可看着眼前这双亮晶晶、盛满期待的眼睛,她沉默两秒,轻轻吐出三个字。
“叫我琞哥。”
林晞禾先是一怔,随即像听懂了什么天大的秘密,眼睛“唰”地一下亮了起来。
她用力点头,小模样格外郑重。
“好!”
一个字,清脆、响亮、无比认真。
从这一刻起,她不再是需要被照顾的小妹妹,她有了一个只属于眼前这个人的、独一无二的称呼。
琞哥。
林晞禾立刻安安静静趴在桌上,不再吵闹。
她拿出绘本与彩色铅笔,安安静静涂涂画画,偶尔偷偷抬眼,瞄一眼身边低头做题的苏清琞,再飞快低下头,把画纸往她的方向轻轻推过去一点点。
纸上是两个彩笔勾勒的小人。
一个高高瘦瘦,面无表情,低头看着书本,像极了冷静沉默的苏清琞。
另一个小小的,蹦蹦跳跳跟在身后,嘴角咧得大大的,笑得灿烂。
旁边用歪歪扭扭却格外认真的字迹写着一行字:
琞哥和晞禾。
苏清琞眼角余光瞥到那张画。
她没有说话,没有评价,也没有把画推回去。
只是握着笔的手指,微微放松了些许。
心底那块常年被冰冷与压抑填满的地方,像是被人悄悄投进一颗小小的石子,漾开一圈极轻、极软、极细碎的涟漪。
不明显,却真实存在。
那是一种她从未体验过的感觉。
不吵闹,不负担,不令人厌烦。
只是暖暖的,轻轻的,像午后透过树叶洒下的阳光,落在肩头,安静又舒服。
她依旧沉默做题,速度却比之前快了很多。
思路清晰,心绪平稳,连呼吸都比平日里轻松些许。
身边的小孩安安静静,却无时无刻不在散发细碎的暖意。
她不打扰,不黏人,不追问,只是安安静静陪着,像一株小小的、向阳的花,守在自己身边。
苏清琞忽然觉得,这样好像也不错。
时间在安静的陪伴里慢慢流逝。
窗外阳光渐渐西斜,把天空染成一片温柔橘色,图书馆里依旧安静,只有纸张轻轻摩擦的声响,和两人均匀平缓的呼吸。
直到闭馆铃声轻轻响起。
林晞禾才猛地抬头,一脸恍然。
“呀,要关门了!”
她慌忙收拾好绘本与画笔,背上小小的书包,抬头看向苏清琞,眼睛亮晶晶的,“琞哥,我明天还可以来找你吗?”
苏清琞收拾卷子的动作顿了顿。
她没有抬头,声音淡淡的,却没有拒绝。
“随便你。
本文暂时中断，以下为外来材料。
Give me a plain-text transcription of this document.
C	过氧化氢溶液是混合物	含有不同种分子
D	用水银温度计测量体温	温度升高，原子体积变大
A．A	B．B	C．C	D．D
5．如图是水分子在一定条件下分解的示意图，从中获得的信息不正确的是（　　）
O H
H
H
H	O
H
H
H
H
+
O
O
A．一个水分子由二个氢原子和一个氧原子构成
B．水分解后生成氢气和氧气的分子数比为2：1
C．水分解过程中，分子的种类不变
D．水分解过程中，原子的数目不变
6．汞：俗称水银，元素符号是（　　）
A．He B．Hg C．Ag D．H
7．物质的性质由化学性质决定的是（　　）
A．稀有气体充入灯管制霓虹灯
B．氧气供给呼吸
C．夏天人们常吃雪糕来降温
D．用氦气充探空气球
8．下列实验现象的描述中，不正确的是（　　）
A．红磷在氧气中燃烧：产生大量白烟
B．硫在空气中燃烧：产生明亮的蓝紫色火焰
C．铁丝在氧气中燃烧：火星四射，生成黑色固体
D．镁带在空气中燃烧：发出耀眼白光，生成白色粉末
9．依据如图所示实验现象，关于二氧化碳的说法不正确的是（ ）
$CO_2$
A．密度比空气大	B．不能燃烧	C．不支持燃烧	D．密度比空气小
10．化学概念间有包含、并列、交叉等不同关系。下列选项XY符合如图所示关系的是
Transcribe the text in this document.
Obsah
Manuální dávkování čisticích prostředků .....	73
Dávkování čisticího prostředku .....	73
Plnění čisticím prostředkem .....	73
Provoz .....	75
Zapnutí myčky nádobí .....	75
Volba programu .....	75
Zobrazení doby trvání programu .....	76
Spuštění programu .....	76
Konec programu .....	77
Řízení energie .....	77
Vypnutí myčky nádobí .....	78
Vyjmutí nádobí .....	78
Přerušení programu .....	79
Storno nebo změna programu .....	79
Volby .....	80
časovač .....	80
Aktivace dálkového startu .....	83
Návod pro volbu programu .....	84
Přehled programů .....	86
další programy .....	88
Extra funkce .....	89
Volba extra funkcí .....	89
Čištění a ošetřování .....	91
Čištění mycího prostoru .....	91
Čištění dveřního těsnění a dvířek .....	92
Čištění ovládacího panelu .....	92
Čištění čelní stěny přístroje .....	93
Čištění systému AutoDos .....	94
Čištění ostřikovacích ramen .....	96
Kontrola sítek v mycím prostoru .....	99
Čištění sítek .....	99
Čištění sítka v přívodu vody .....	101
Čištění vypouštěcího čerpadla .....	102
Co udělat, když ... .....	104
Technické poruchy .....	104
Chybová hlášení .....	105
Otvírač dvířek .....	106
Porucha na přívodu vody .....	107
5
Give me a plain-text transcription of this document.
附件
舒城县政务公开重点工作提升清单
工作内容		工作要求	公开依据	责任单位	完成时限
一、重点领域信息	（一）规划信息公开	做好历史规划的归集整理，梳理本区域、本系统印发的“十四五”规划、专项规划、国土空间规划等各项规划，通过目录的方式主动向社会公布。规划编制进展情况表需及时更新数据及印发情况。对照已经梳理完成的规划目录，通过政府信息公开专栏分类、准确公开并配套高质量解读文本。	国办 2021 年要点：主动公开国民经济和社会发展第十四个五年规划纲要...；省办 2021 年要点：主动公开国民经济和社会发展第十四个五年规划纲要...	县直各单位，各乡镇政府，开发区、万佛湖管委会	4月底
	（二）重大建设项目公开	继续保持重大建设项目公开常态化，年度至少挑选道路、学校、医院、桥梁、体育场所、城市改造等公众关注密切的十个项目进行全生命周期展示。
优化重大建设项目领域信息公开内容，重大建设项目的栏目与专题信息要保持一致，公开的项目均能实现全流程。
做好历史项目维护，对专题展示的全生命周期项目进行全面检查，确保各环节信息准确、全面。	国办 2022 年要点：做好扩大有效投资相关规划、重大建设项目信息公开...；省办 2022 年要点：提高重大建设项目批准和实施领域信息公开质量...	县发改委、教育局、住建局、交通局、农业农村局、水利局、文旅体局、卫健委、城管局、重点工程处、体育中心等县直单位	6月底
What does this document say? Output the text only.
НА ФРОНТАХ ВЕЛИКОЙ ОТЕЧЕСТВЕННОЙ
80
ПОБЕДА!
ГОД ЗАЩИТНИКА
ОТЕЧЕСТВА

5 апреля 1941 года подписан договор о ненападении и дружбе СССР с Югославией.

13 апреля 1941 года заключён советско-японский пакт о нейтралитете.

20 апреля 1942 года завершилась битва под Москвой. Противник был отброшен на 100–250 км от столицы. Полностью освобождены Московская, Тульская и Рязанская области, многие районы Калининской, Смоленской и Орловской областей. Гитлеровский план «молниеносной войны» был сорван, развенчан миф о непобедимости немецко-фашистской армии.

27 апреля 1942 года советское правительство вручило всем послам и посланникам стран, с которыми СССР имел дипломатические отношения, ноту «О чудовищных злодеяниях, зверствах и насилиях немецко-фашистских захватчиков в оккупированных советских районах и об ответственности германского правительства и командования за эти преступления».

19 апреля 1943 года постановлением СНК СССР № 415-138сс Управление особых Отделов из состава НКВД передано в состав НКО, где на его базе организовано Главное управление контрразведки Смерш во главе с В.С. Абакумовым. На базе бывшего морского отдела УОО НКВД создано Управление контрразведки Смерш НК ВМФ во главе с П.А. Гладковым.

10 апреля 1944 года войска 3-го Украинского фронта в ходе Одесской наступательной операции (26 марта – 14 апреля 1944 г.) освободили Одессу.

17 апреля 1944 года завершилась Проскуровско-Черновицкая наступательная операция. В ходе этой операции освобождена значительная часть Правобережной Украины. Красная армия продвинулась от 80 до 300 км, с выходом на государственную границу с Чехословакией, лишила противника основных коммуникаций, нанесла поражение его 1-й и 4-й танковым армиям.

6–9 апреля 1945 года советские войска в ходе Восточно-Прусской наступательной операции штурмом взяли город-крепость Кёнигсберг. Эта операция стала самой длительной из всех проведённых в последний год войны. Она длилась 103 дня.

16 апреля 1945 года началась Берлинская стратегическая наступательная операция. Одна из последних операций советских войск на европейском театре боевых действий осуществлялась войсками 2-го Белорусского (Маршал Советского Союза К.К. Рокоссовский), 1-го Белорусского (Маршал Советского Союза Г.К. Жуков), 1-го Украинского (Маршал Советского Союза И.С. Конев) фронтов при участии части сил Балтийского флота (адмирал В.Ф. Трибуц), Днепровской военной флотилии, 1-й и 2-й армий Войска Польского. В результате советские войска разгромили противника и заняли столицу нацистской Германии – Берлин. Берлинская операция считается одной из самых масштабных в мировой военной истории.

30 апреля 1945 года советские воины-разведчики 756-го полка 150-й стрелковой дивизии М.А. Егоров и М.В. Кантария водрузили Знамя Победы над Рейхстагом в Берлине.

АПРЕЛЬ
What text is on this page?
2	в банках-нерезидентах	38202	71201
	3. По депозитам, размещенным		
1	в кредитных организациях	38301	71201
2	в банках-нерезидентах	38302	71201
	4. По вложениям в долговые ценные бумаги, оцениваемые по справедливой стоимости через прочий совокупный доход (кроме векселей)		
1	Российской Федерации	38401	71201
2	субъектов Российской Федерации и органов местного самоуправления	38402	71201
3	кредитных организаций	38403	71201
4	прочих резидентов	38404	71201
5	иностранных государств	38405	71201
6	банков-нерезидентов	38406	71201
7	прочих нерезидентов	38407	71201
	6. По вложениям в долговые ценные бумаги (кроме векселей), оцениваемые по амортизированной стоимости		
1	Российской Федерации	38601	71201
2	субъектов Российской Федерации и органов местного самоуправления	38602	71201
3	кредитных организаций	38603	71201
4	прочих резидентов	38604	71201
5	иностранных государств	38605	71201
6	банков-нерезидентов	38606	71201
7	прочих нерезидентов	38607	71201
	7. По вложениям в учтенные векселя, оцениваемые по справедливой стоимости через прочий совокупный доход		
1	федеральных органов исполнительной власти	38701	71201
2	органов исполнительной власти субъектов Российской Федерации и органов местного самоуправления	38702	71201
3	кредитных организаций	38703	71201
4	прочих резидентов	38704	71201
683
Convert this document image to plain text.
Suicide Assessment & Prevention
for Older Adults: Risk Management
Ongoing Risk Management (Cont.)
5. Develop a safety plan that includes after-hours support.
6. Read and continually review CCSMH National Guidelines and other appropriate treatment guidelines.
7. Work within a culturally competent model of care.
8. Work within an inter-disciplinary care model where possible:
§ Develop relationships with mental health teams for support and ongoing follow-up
”
简单三个字,在林晞禾耳中,却像得到了最珍贵的应允。
她立刻笑起来,露出一排小小的整齐牙齿,甜得像一颗化不开的糖。
“那我明天一定早点来!”
她挥挥小手,声音轻快,“琞哥再见!”
说完,便抱着自己的东西,哒哒哒跑向门口,小小的身影消失在走廊尽头。
图书馆重新恢复安静。
苏清琞坐在原位,没有立刻起身。
她微微垂眸,目光落在桌面上那张还没被收起的画上。
琞哥和晞禾。
五个字,稚嫩,简单,却莫名戳中她心底最软的地方。
她沉默很久,才轻轻将那张画拿起,夹进自己的笔记本里。
像是收藏了一段不为人知的、小小的温暖。
也像是,悄悄收下了一段注定要遗憾一生的缘分。
傍晚回家路上,风比白天凉了一些。
香樟叶被风吹得沙沙作响,夕阳把她的影子拉得很长很长,孤单却不再像从前那样荒凉。
苏清琞的脑海里,反复闪过那个小小的、冒失的、眼睛很亮的身影。
林晞禾。
像个小大王一样,横冲直撞,却带着一身干净的暖意,毫无预兆地撞进了她寂静无声的世界。
她不知道,这个撞进来的小丫头,会成为她往后十几年里,唯一的光,唯一的甜,唯一的执念,也是唯一的、至死都无法愈合的伤。
回到家,迎接她的依旧是空旷安静的客厅。
父母还未回来,餐桌上摆着提前备好的饭菜,没有温度,也没有人气。
这个家永远整洁、规矩、安静,却也永远缺少一点让人放松的烟火气。
苏清琞放下书包,走进自己的房间。
她关上门,将外界所有规矩与压力隔绝在外,终于卸下一身紧绷的沉静。
书桌一角,放着一本黑色封面、没有任何图案的笔记本。
那是她的日记。
从十岁开始,她便习惯把所有无法言说的情绪、所有无人知晓的心事,全部写进这本不会说话的本子里。
它是她唯一的倾听者,也是她唯一的秘密。
苏清琞坐在书桌前,拧开台灯。
暖黄色光线铺满桌面,照亮她平静却略带疲惫的侧脸。
她拿起笔,指尖微微一顿,在崭新一页上,轻轻落下一行字迹。
2014.9.2
今天在图书馆,遇见了一个麻烦的小孩。
叫林晞禾。
很吵,很冒失,很爱笑。
像个无法无天的小大王。
她顿了顿,笔尖在纸页轻轻停了一秒,又添了极轻、极淡的一句。
好像……也没有那么讨厌。
写完,她合上日记本,放回原位。
她不会知道,这本日记,会在往后无数个失眠深夜里,被她一遍遍翻开,一遍遍看着这一行字,哭得撕心裂肺。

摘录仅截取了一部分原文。